The need for a political will to end the financial deterioration and return the embezzled funds to the Public Treasury:
The report made several recommendations to consolidate the work of eliminating the financial deterioration and breaking free from Israeli control over the Palestinian people’s economic resources. This cannot be enforced without having a political desire and cooperation between the different components of the Palestinian people. The report also called for formulating and implementing an integrated national strategy that enables the Palestinian people to attain their economic and financial rights violated by Israel. The said strategy should be based on a holistic examination of all areas of the financial relationship between the Palestinian Authority and Israel. This should also include organizing a lobbying and advocacy campaign to enforce economic rights through a special committee (comprised of government representatives, civil society organizations, private sector, the media, diplomatic corps, and human rights institutions) which manages that campaign. Moreover, the report recommended filing international human rights lawsuits against Israel and its overt piracy and theft of the Palestinian people’s funds and resources, and to engage friendly states and human rights organizations in these lawsuits.

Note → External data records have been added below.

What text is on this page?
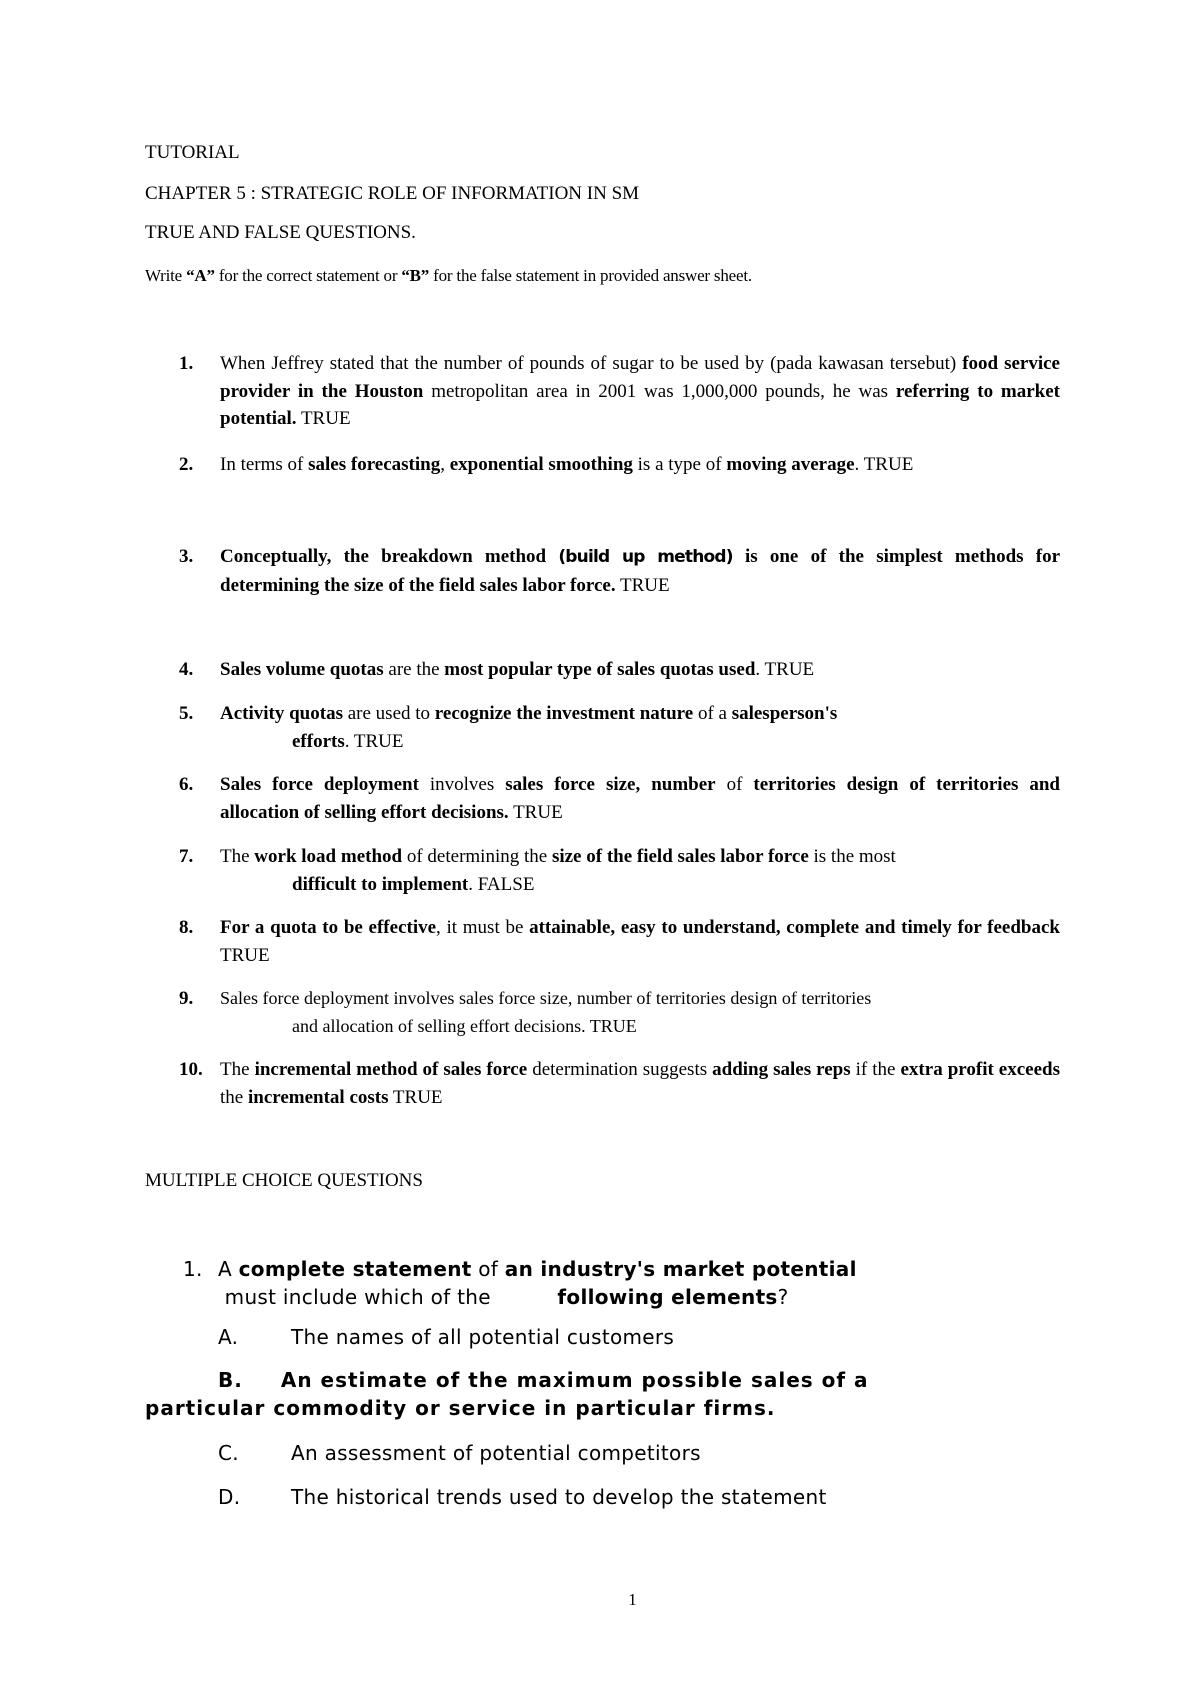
TUTORIAL
CHAPTER 5 : STRATEGIC ROLE OF INFORMATION IN SM
TRUE AND FALSE QUESTIONS.
Write “A” for the correct statement or “B” for the false statement in provided answer sheet.
1.	When Jeffrey stated that the number of pounds of sugar to be used by (pada kawasan tersebut) food service provider in the Houston metropolitan area in 2001 was 1,000,000 pounds, he was referring to market potential. TRUE
2.	In terms of sales forecasting, exponential smoothing is a type of moving average. TRUE
3.	Conceptually, the breakdown method (build up method) is one of the simplest methods for determining the size of the field sales labor force. TRUE
4.	Sales volume quotas are the most popular type of sales quotas used. TRUE
5.	Activity quotas are used to recognize the investment nature of a salesperson's
efforts. TRUE
6.	Sales force deployment involves sales force size, number of territories design of territories and allocation of selling effort decisions. TRUE
7.	The work load method of determining the size of the field sales labor force is the most
difficult to implement. FALSE
8.	For a quota to be effective, it must be attainable, easy to understand, complete and timely for feedback TRUE
9.	Sales force deployment involves sales force size, number of territories design of territories
and allocation of selling effort decisions. TRUE
10. The incremental method of sales force determination suggests adding sales reps if the extra profit exceeds the incremental costs TRUE
MULTIPLE CHOICE QUESTIONS
1. A complete statement of an industry's market potential must include which of the          following elements?
A.	The names of all potential customers
B. An estimate of the maximum possible sales of a
particular commodity or service in particular firms.
C.	An assessment of potential competitors
D.	The historical trends used to develop the statement
1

Formulate public policies that simulate the local economy and enhance national products:
The report recommends shifting towards a modus operandi that guarantees the independence of the Palestinian Authority and its right to obtain its resources and revenues, with the aim of economic disengagement from the Occupation. This is pivotal because Israel does not adhere to the Paris Economic Protocol, which included the adoption of a Value-Added Tax (VAT) Law that corresponds to the Palestinian situation, along with disregarding other laws. There were also recommendations to support local products, formulate public policies to stimulate the local economy, boost local revenues, decrease dependence on clearance revenues, enforce the principle of Transparency (even if unilaterally) by publishing agreements, and make information available to the public.

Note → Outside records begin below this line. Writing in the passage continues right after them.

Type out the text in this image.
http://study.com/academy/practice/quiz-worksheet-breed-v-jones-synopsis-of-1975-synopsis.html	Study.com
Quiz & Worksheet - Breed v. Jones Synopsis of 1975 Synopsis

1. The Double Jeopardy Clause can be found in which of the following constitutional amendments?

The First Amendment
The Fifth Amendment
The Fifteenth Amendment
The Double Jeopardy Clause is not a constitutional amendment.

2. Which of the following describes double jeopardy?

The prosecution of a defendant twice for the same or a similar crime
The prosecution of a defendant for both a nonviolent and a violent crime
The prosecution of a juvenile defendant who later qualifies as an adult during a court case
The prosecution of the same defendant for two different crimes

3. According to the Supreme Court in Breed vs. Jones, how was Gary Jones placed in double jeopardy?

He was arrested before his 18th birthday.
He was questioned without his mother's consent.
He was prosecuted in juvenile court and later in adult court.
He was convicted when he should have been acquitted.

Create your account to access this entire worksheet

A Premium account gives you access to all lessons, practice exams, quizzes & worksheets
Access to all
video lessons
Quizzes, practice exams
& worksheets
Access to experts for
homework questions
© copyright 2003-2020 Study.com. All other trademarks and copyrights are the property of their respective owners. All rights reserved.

Adopt an computerized system to link financial transactions electronically (Online Clearance):
To work on standardizing the [Palestinian] government’s financial files connected to Israel, and not to disperse them between different ministries, authorities, and bodies. It is also recommended to digitally transform the financial dealings between the Palestinian Authority and Israel, by means of a computerized system (electronic clearance), where the different transactions are linked electronically. This should include all areas of the financial relationship, including medical transfers; income tax for Palestinians working within the Green Line; electricity and water services; and other aspects.
Furthermore, a financial controller should be assigned in the local bodies [that are] directly connected to the Israeli electric supply company. It is also vital to enforce governmental decisions related to linking local authorities to unified electricity connection points, without granting any exceptions. This is essential to reduce the fragmentation of this sector and promote its governance.